Acrylic Sheet Thickness Variations

Milling plate thickness
Milling plate thickness

So I measured the thickness of the black acrylic sheet I’m using for the Totally Featureless clock and machined the rabbets to match. Went to assemble everything and the rabbets are too shallow!

Come to find out that the sheet varies in thickness from about 0.437 to 0.475 across the four pieces I’d cut and, of course, I’d measured the thinnest end of the thinnest piece. Makes no sense to me, as I’d expect the thickness to be pretty well controlled over a few feet of sheet, but that’s not how things went down.

The simplest solution was to mill a flat on the inside of the case to match the rabbet, so all four panel ends were the same thickness. The sketch below has the straight dope.

Acrylic sheet thickness fix
Acrylic sheet thickness fix

Milling with a 3/8-inch end mill at 2500 rpm, 10 ipm, in one pass with no cooling was OK.

I’ll insert some brass shimstock into the rabbets to make the outside edges wind up flush.

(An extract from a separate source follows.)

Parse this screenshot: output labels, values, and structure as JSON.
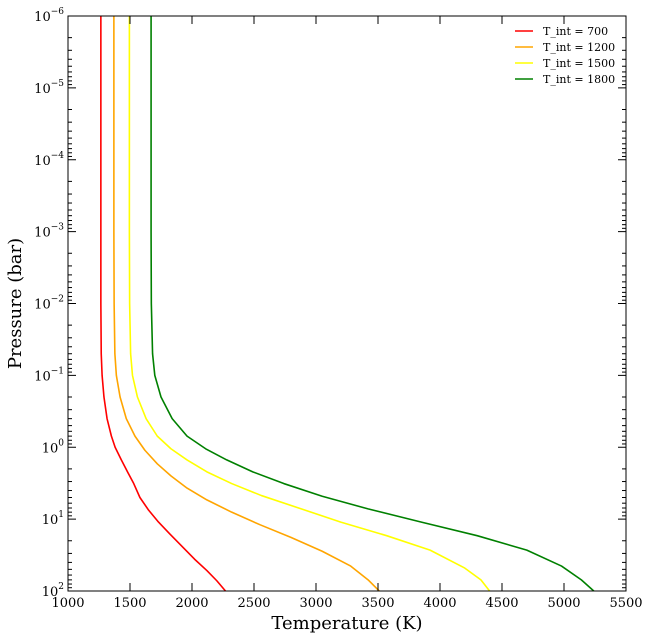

2 thoughts on “Acrylic Sheet Thickness Variations

  1. Same problems here in India, I was making some iambic keyers from using acrylic and found that sheets vary in thickness a lot.

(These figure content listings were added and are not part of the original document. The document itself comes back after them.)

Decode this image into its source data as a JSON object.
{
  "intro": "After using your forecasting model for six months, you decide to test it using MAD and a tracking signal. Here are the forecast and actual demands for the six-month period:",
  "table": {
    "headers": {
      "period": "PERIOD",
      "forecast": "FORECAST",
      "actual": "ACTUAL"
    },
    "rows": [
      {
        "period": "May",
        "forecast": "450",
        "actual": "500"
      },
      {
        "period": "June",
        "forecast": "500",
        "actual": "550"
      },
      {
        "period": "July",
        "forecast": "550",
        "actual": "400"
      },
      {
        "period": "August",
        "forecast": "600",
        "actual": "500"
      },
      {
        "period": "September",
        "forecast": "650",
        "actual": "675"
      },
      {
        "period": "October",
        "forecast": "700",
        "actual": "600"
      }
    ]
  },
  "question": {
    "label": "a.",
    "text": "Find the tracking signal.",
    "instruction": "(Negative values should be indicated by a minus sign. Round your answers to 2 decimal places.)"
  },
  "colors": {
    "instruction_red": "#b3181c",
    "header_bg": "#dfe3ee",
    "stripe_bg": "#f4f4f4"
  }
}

    I don’t know what you use to glue the bits together. Here a local acrylic specialist showed me to dissolve fine bits of clear acrylic in chloroform and use that as glue. You can control the viscosity to suit your job. Works well.

    1. sheets vary in thickness a lot

      As they say, measure twice, cut once!

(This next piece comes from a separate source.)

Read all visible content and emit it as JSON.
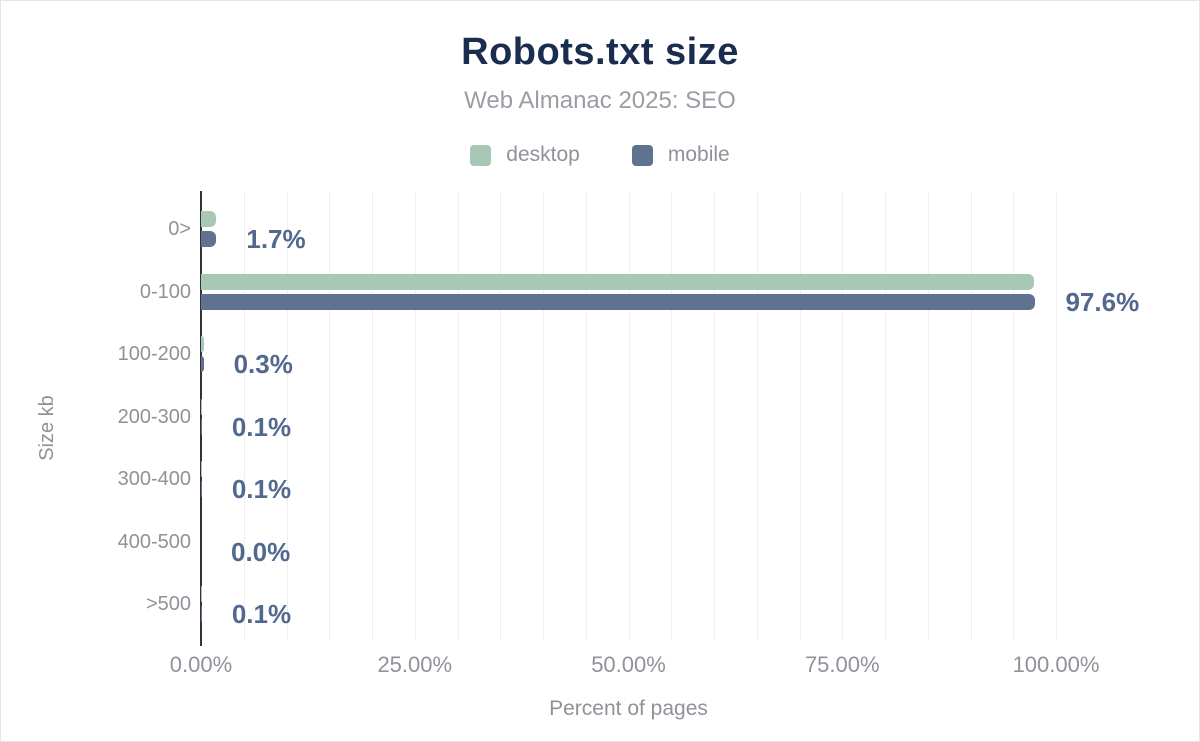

      what you use to glue the bits together

      I used clear epoxy, which formed a mechanical (rather than fusion) bond and filled the voids around the brass shims.

      Epoxy should work well in this application, because it’s a low-stress job: a box hanging on a wall under a kitchen cabinet. Not appropriate for, say, an instrument case…

      dissolve fine bits of clear acrylic in chloroform

      Not the sort of chemical we can get off the shelf around here. I’ve read of similar concoctions using acetone or MEK, but I generally use Plastruct, a commercial solvent adhesive, for smaller projects with better fit-up.